School of Chemistry and Chemical Engineering, Beijing Institute of Technology, Beijing 102488, P.R. China. ①②

Abstract:

High-performance pervaporation membranes have potential in industrial separation applications, but overcoming the permeability-selectivity trade-off is a challenge. We report a strategy to create highly flexible metal-organic framework nanosheet (MOF-NS) membranes with a faveolate structure on polymer substrates for alcohol-water separation. The controlled growth followed by a surface-coating method effectively produced flexible and defect-free superhydrophobic MOF-NS membranes. The reversible deformation of the flexible MOF-NS and the vertical interlamellar pathways were captured with electron microscopy. Molecular simulations confirmed the structure and revealed transport mechanism. The ultrafast transport channels in MOF-NS exhibited an ultrahigh flux and a separation factor of 8.9 in the pervaporation of 5 weight % ethanol-water at 40°C, which can be used for biofuel recovery. MOF-NS and polydimethylsiloxane synergistically contribute to the separation performance.

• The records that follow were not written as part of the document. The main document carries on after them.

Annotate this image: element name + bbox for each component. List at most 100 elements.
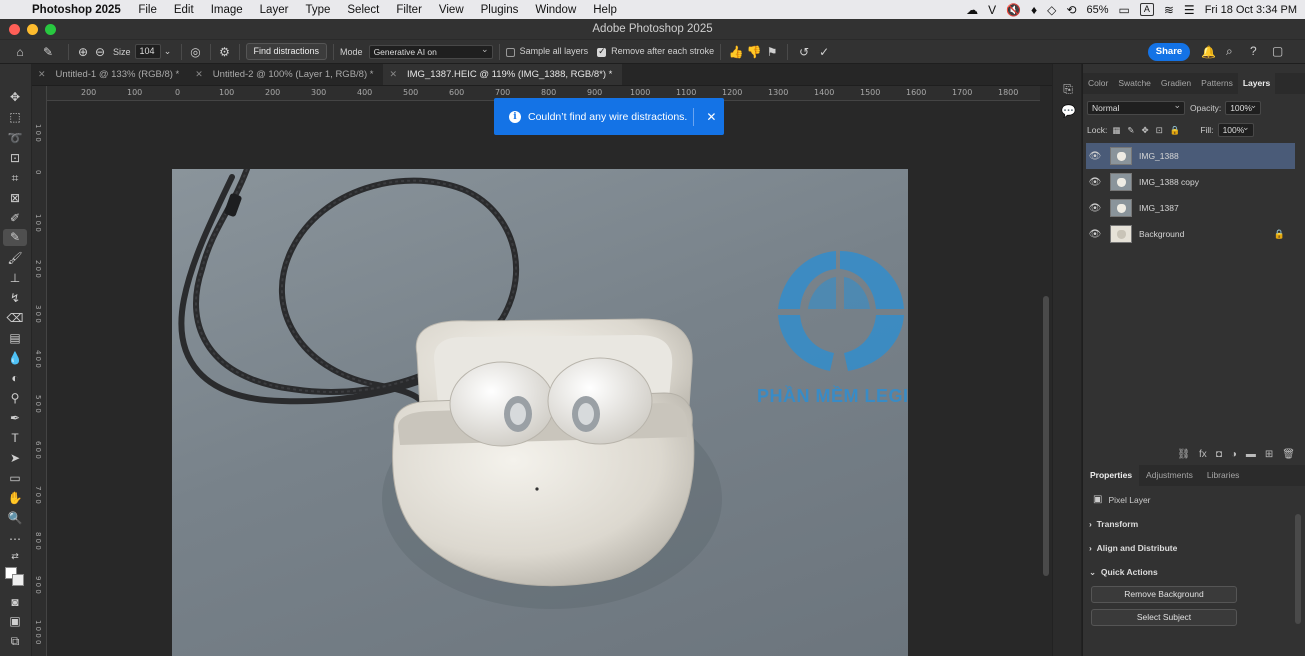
notifications-bell-icon[interactable]: 🔔	[1201, 45, 1216, 59]
menu-plugins[interactable]: Plugins	[472, 4, 527, 16]
transform-section[interactable]: › Transform	[1089, 519, 1138, 529]
clone-stamp-tool-icon[interactable]: ⊥	[3, 270, 27, 287]
lock-pixels-icon[interactable]: ✎	[1127, 125, 1134, 136]
tab-properties[interactable]: Properties	[1083, 465, 1140, 486]
rectangle-tool-icon[interactable]: ▭	[3, 470, 27, 487]
tab-untitled-2[interactable]: ✕ Untitled-2 @ 100% (Layer 1, RGB/8) *	[189, 64, 383, 85]
settings-gear-icon[interactable]: ⚙	[217, 45, 233, 59]
layer-row[interactable]: 👁 IMG_1388	[1086, 143, 1295, 169]
gradient-tool-icon[interactable]: ▤	[3, 330, 27, 347]
close-window-button[interactable]	[9, 24, 20, 35]
close-toast-icon[interactable]: ✕	[706, 110, 716, 124]
tab-swatches[interactable]: Swatche	[1113, 73, 1156, 94]
menu-file[interactable]: File	[130, 4, 166, 16]
screen-mode-icon[interactable]: ▣	[3, 613, 27, 630]
select-subject-button[interactable]: Select Subject	[1091, 609, 1237, 626]
workspace-icon[interactable]: ▢	[1272, 44, 1283, 58]
search-icon[interactable]: ⌕	[1226, 44, 1233, 59]
tab-gradients[interactable]: Gradien	[1156, 73, 1196, 94]
pen-tool-icon[interactable]: ✒	[3, 410, 27, 427]
layer-style-fx-icon[interactable]: fx	[1199, 449, 1207, 460]
tab-adjustments[interactable]: Adjustments	[1139, 465, 1200, 486]
menu-select[interactable]: Select	[339, 4, 388, 16]
visibility-eye-icon[interactable]: 👁	[1086, 203, 1104, 214]
earbuds-photo[interactable]: PHẦN MỀM LEGIT	[172, 169, 908, 656]
lock-position-icon[interactable]: ✥	[1141, 125, 1148, 136]
document-canvas[interactable]: PHẦN MỀM LEGIT	[47, 101, 1040, 656]
close-tab-icon[interactable]: ✕	[389, 69, 397, 79]
thumbs-up-icon[interactable]: 👍	[727, 45, 745, 59]
delete-layer-icon[interactable]: 🗑	[1282, 449, 1295, 460]
menu-window[interactable]: Window	[527, 4, 585, 16]
swap-colors-icon[interactable]: ⇄	[3, 548, 27, 565]
layer-row[interactable]: 👁 IMG_1387	[1086, 195, 1295, 221]
align-distribute-section[interactable]: › Align and Distribute	[1089, 543, 1177, 553]
fill-field[interactable]: 100%	[1217, 121, 1254, 137]
add-mask-icon[interactable]: ◘	[1216, 449, 1222, 460]
type-tool-icon[interactable]: T	[3, 430, 27, 447]
tab-img-1387[interactable]: ✕ IMG_1387.HEIC @ 119% (IMG_1388, RGB/8*)…	[383, 64, 623, 85]
path-selection-tool-icon[interactable]: ➤	[3, 450, 27, 467]
location-icon[interactable]: ♦	[1031, 3, 1037, 17]
vertical-ruler[interactable]: 1 0 0 0 1 0 0 2 0 0 3 0 0 4 0 0 5 0 0 6 …	[32, 86, 47, 656]
lock-transparent-icon[interactable]: ▦	[1112, 125, 1120, 136]
visibility-eye-icon[interactable]: 👁	[1086, 177, 1104, 188]
remove-tool-icon[interactable]: ✎	[3, 229, 27, 246]
flag-icon[interactable]: ⚑	[763, 45, 781, 59]
remove-background-button[interactable]: Remove Background	[1091, 586, 1237, 603]
magnifier-dodge-icon[interactable]: ⚲	[3, 390, 27, 407]
commit-checkmark-icon[interactable]: ✓	[814, 45, 834, 59]
history-panel-icon[interactable]: ⎘	[1061, 82, 1075, 96]
opacity-field[interactable]: 100%	[1225, 99, 1262, 115]
sample-all-layers-checkbox[interactable]: Sample all layers	[505, 46, 588, 57]
pressure-size-icon[interactable]: ◎	[188, 45, 204, 59]
close-tab-icon[interactable]: ✕	[195, 69, 203, 79]
vpn-icon[interactable]: V	[988, 3, 996, 17]
visibility-eye-icon[interactable]: 👁	[1086, 229, 1104, 240]
subtract-mode-icon[interactable]: ⊖	[91, 45, 109, 59]
lock-artboard-icon[interactable]: ⊡	[1156, 125, 1163, 136]
blend-mode-select[interactable]: Normal	[1087, 99, 1185, 115]
link-layers-icon[interactable]: ⛓	[1177, 449, 1190, 460]
close-tab-icon[interactable]: ✕	[38, 69, 46, 79]
menu-edit[interactable]: Edit	[165, 4, 202, 16]
crop-tool-icon[interactable]: ⌗	[3, 170, 27, 187]
quick-mask-icon[interactable]: ◙	[3, 594, 27, 611]
visibility-eye-icon[interactable]: 👁	[1086, 151, 1104, 162]
size-dropdown-chevron-icon[interactable]: ⌄	[161, 46, 175, 57]
tab-untitled-1[interactable]: ✕ Untitled-1 @ 133% (RGB/8) *	[32, 64, 189, 85]
more-tools-icon[interactable]: ⋯	[3, 531, 27, 548]
dropbox-icon[interactable]: ◇	[1047, 3, 1056, 17]
mode-select[interactable]: Generative AI on	[368, 43, 493, 59]
find-distractions-button[interactable]: Find distractions	[245, 43, 328, 60]
app-menu[interactable]: Photoshop 2025	[30, 4, 130, 16]
tab-patterns[interactable]: Patterns	[1196, 73, 1238, 94]
menubar-clock[interactable]: Fri 18 Oct 3:34 PM	[1205, 4, 1297, 16]
hand-tool-icon[interactable]: ✋	[3, 490, 27, 507]
help-icon[interactable]: ?	[1250, 44, 1257, 58]
menu-image[interactable]: Image	[202, 4, 251, 16]
remove-after-stroke-checkbox[interactable]: Remove after each stroke	[597, 46, 714, 57]
adjustment-layer-icon[interactable]: ◑	[1231, 449, 1237, 460]
zoom-tool-icon[interactable]: 🔍	[3, 510, 27, 527]
canvas-vertical-scrollbar[interactable]	[1040, 86, 1052, 656]
quick-actions-section[interactable]: ⌄ Quick Actions	[1089, 567, 1158, 578]
home-icon[interactable]: ⌂	[6, 45, 34, 59]
tab-layers[interactable]: Layers	[1237, 73, 1276, 94]
dodge-tool-icon[interactable]: ◐	[3, 370, 27, 387]
input-source-indicator[interactable]: A	[1139, 3, 1154, 16]
menu-layer[interactable]: Layer	[251, 4, 297, 16]
marquee-tool-icon[interactable]: ⬚	[3, 109, 27, 126]
brush-size-field[interactable]: 104	[134, 44, 161, 59]
thumbs-down-icon[interactable]: 👎	[745, 45, 763, 59]
add-mode-icon[interactable]: ⊕	[75, 45, 91, 59]
scrollbar-thumb[interactable]	[1043, 296, 1049, 576]
zoom-window-button[interactable]	[45, 24, 56, 35]
blur-tool-icon[interactable]: 💧	[3, 350, 27, 367]
mute-icon[interactable]: 🔇	[1006, 3, 1021, 17]
wifi-icon[interactable]: ≋	[1164, 3, 1174, 17]
menu-filter[interactable]: Filter	[388, 4, 431, 16]
frame-tool-icon[interactable]: ⊠	[3, 190, 27, 207]
tab-libraries[interactable]: Libraries	[1200, 465, 1247, 486]
layer-row[interactable]: 👁 IMG_1388 copy	[1086, 169, 1295, 195]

11. Spillover benefits from the world’s largest fully protected MPA 下载原文

First Author: 

Sarah Medoff①

Corresponding Author: 

John Lynham②

Affiliations: 

Cooperative Institute for Marine and Atmospheric Research, School of Ocean and Earth Science and Technology, University of Hawai’i at Mānoa, Honolulu, HI, USA. ① 

Department of Economics and UHERO, University of Hawai’i at Mānoa, Honolulu, HI, USA. ②

Abstract: 

Previous research has cast doubt on the potential for marine protected areas (MPAs) to provide refuge and fishery spillover benefits for migratory species as most MPAs are small relative to the geographic range of these species. We test for evidence of spillover benefits accruing from the world’s largest fully protected MPA, Papahānaumokuākea Marine National Monument. Using species-specific data collected by independent fishery observers, we examine changes in catch rates for individual vessels near to and far from the MPA before and after its expansion in 2016. We find evidence of spillover benefits for yellowfin (Thunnus albacares) and bigeye tuna (Thunnus obesus).

12. MTCH2 is a mitochondrial outer membrane protein insertase 下载原文

First Author: 

Alina Guna①

Corresponding Author: 

Jonathan S. Weissman ②

Affiliaitons: 

Whitehead Institute for Biomedical Research, Massachusetts Institute of Technology, Cambridge, MA 02142, USA.①

Howard Hughes Medical Institute, Massachusetts Institute of Technology, Cambridge, MA 02142, USA. ②

Department of Biology, Massachusetts Institute of Technology, Cambridge, MA 02142, USA. ②

David H. Koch Institute for Integrative Cancer Research, Massachusetts Institute of Technology, Cambridge, MA 02142, USA. ②

Abstract: 

In the mitochondrial outer membrane, α-helical transmembrane proteins play critical roles in cytoplasmic-mitochondrial communication. Using genome-wide CRISPR screens, we identified mitochondrial carrier homolog 2 (MTCH2), and its paralog MTCH1, and showed that it is required for insertion of biophysically diverse tail-anchored (TA), signal-anchored, and multipass proteins, but not outer membrane β-barrel proteins. Purified MTCH2 was sufficient to mediate insertion into reconstituted proteoliposomes. Functional and mutational studies suggested that MTCH2 has evolved from a solute carrier transporter. MTCH2 uses membrane-embedded hydrophilic residues to function as a gatekeeper for the outer membrane, controlling mislocalization of TAs into the endoplasmic reticulum and modulating the sensitivity of leukemia cells to apoptosis. Our identification of MTCH2 as an insertase provides a mechanistic explanation for the diverse phenotypes and disease states associated with MTCH2 dysfunction.